FFmpegOutputHandler - shibotsu/obs-clone GitHub Wiki

FFmpegRecorder

FFmpegRecorder is a C++ class designed to handle real-time video and audio recording using the FFmpeg library. It supports encoding video (e.g., H.264) and audio (e.g., AAC) and writing them to a file or streaming endpoint.

This recorder handles frame timing, resampling, color format conversion, and interleaving streams into a muxed output file.

✅ Features

  • Video encoding to H.264 (YUV420P)
  • Audio encoding to AAC (FLT to target format)
  • Automatic resampling and pixel format conversion
  • Output to files (.mp4, .mkv, etc.) or network streams (e.g., rtmp://)
  • Time synchronization and timestamping
  • FIFO buffering for smoother audio input
  • Adjustable parameters (resolution, FPS, sample rate, etc.)

🔧 Initialization

bool initialize(const char\* outputFile, int width, int height, int fps, int sampleRate, int channels);

This method configures the output context, selects appropriate encoders based on file/stream destination, and sets up:

  • Video and audio codec contexts
  • Resampling (SwrContext) and pixel format conversion (SwsContext)
  • FIFO buffer for audio
  • File or stream I/O
  • FFmpeg muxing headers

Arguments:

  • outputFile: Target file path or stream URL
  • width, height: Video resolution
  • fps: Video frame rate
  • sampleRate: Audio sample rate (e.g., 44100)
  • channels: Number of audio channels

🟢 Recording

bool sendVideoFrame(unsigned char\* rgbaData, int64_t timestamp);

Converts incoming RGBA video data to YUV420P and sends it for encoding.

  • Timestamps are converted to stream time_base using FFmpeg scaling.
  • Allocates and prepares an AVFrame for encoding.
  • Encoded frames are written to the output stream.

⏱ Timestamping

int64_t getRecordingTimestamp();

Returns the number of milliseconds since recording started using a high-resolution clock.
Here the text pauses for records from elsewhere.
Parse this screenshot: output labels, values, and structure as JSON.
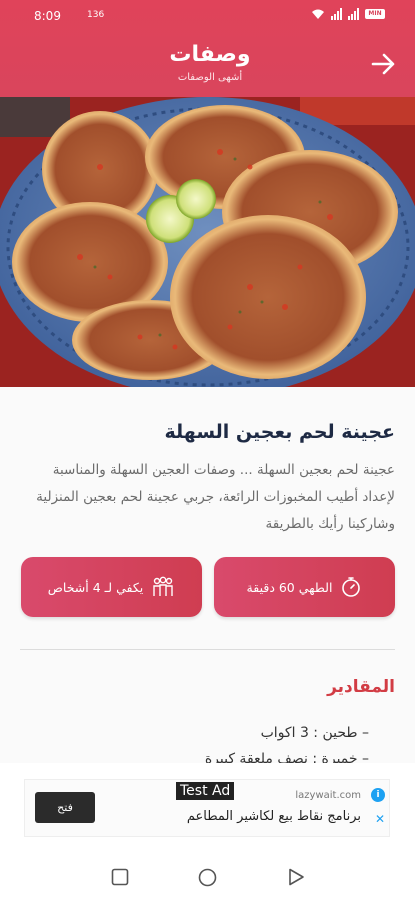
{
  "status_bar": {
    "time": "8:09",
    "network": "136",
    "battery": "MIN"
  },
  "header": {
    "title": "وصفات",
    "subtitle": "أشهى الوصفات",
    "back_icon": "arrow-right-icon"
  },
  "hero": {
    "image": "lahm-bi-ajeen-plate"
  },
  "recipe": {
    "title": "عجينة لحم بعجين السهلة",
    "description": "عجينة لحم بعجين السهلة ... وصفات العجين السهلة والمناسبة لإعداد أطيب المخبوزات الرائعة، جربي عجينة لحم بعجين المنزلية وشاركينا رأيك بالطريقة",
    "cook_time": "الطهي 60 دقيقة",
    "serves": "يكفي لـ 4 أشخاص",
    "cook_icon": "stopwatch-icon",
    "serves_icon": "people-icon"
  },
  "ingredients": {
    "title": "المقادير",
    "items": [
      "– طحين : 3 اكواب",
      "– خميرة : نصف ملعقة كبيرة"
    ]
  },
  "ad": {
    "label": "Test Ad",
    "domain": "lazywait.com",
    "text": "برنامج نقاط بيع لكاشير المطاعم",
    "open_button": "فتح"
  },
  "colors": {
    "primary": "#d9455c",
    "title": "#1e2a44",
    "section": "#d23c44"
  }
}
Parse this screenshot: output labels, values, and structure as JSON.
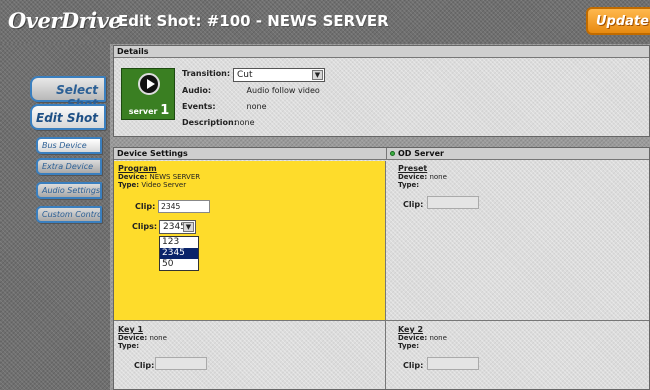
{
  "app": {
    "logo_text": "OverDrive",
    "title": "Edit Shot: #100 - NEWS SERVER",
    "update_button": "Update Sto"
  },
  "sidebar": {
    "nav": [
      {
        "label": "Select Shot"
      },
      {
        "label": "Edit Shot"
      }
    ],
    "sub": [
      {
        "label": "Bus Device"
      },
      {
        "label": "Extra Device"
      },
      {
        "label": "Audio Settings"
      },
      {
        "label": "Custom Control"
      }
    ]
  },
  "details": {
    "header": "Details",
    "server_tile": {
      "label_small": "server",
      "label_num": "1"
    },
    "transition_label": "Transition:",
    "transition_value": "Cut",
    "audio_label": "Audio:",
    "audio_value": "Audio follow video",
    "events_label": "Events:",
    "events_value": "none",
    "description_label": "Description:",
    "description_value": "none"
  },
  "device_settings": {
    "header": "Device Settings",
    "server_header": "OD Server",
    "program": {
      "title": "Program",
      "device_label": "Device:",
      "device_value": "NEWS SERVER",
      "type_label": "Type:",
      "type_value": "Video Server",
      "clip_label": "Clip:",
      "clip_value": "2345",
      "clips_label": "Clips:",
      "clips_selected": "2345",
      "clips_options": [
        "123",
        "2345",
        "50"
      ]
    },
    "preset": {
      "title": "Preset",
      "device_label": "Device:",
      "device_value": "none",
      "type_label": "Type:",
      "type_value": "",
      "clip_label": "Clip:",
      "clip_value": ""
    },
    "key1": {
      "title": "Key 1",
      "device_label": "Device:",
      "device_value": "none",
      "type_label": "Type:",
      "type_value": "",
      "clip_label": "Clip:",
      "clip_value": ""
    },
    "key2": {
      "title": "Key 2",
      "device_label": "Device:",
      "device_value": "none",
      "type_label": "Type:",
      "type_value": "",
      "clip_label": "Clip:",
      "clip_value": ""
    }
  },
  "colors": {
    "program_bg": "#fedc2b",
    "accent_blue": "#3a7fbf",
    "update_orange": "#f59a1f",
    "server_green": "#3a7f22"
  },
  "icons": {
    "play": "play-icon",
    "status": "status-dot-icon",
    "dropdown": "chevron-down-icon"
  }
}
Used to maintain sync between audio and video.

🎵 Audio Flow

The functions are designed to:

  • Accept interleaved AV_SAMPLE_FMT_FLT samples
  • Use SwrContext to resample to codec-compatible format
  • Accumulate samples in a FIFO until a full frame (e.g., 1024 samples) can be encoded

Key Members (Audio):

  • m_aacFrameSize: Frame size for AAC
  • m_audioFifo: Sample buffer to align input to required frame size
  • m_audioSamplesProcessed, m_totalAudioSamplesQueued: Stats
  • m_audioTimingInitialized: Ensures sync logic starts from a stable point

🧠 Internal Design Notes

Stream Format Decision:

  • Chooses container and codec formats based on outputFile (e.g., flv for RTMP, guessed for .mp4)

  • Encoder Hints: Preset: "medium"

  • CRF: "23" for good quality and compression

Robust Logging:

  • Uses av_strerror to provide clear FFmpeg error messages

🛑 Dependencies

You need FFmpeg development libraries installed:

  • libavformat
  • libavcodec
  • libswscale
  • libswresample
  • libavutil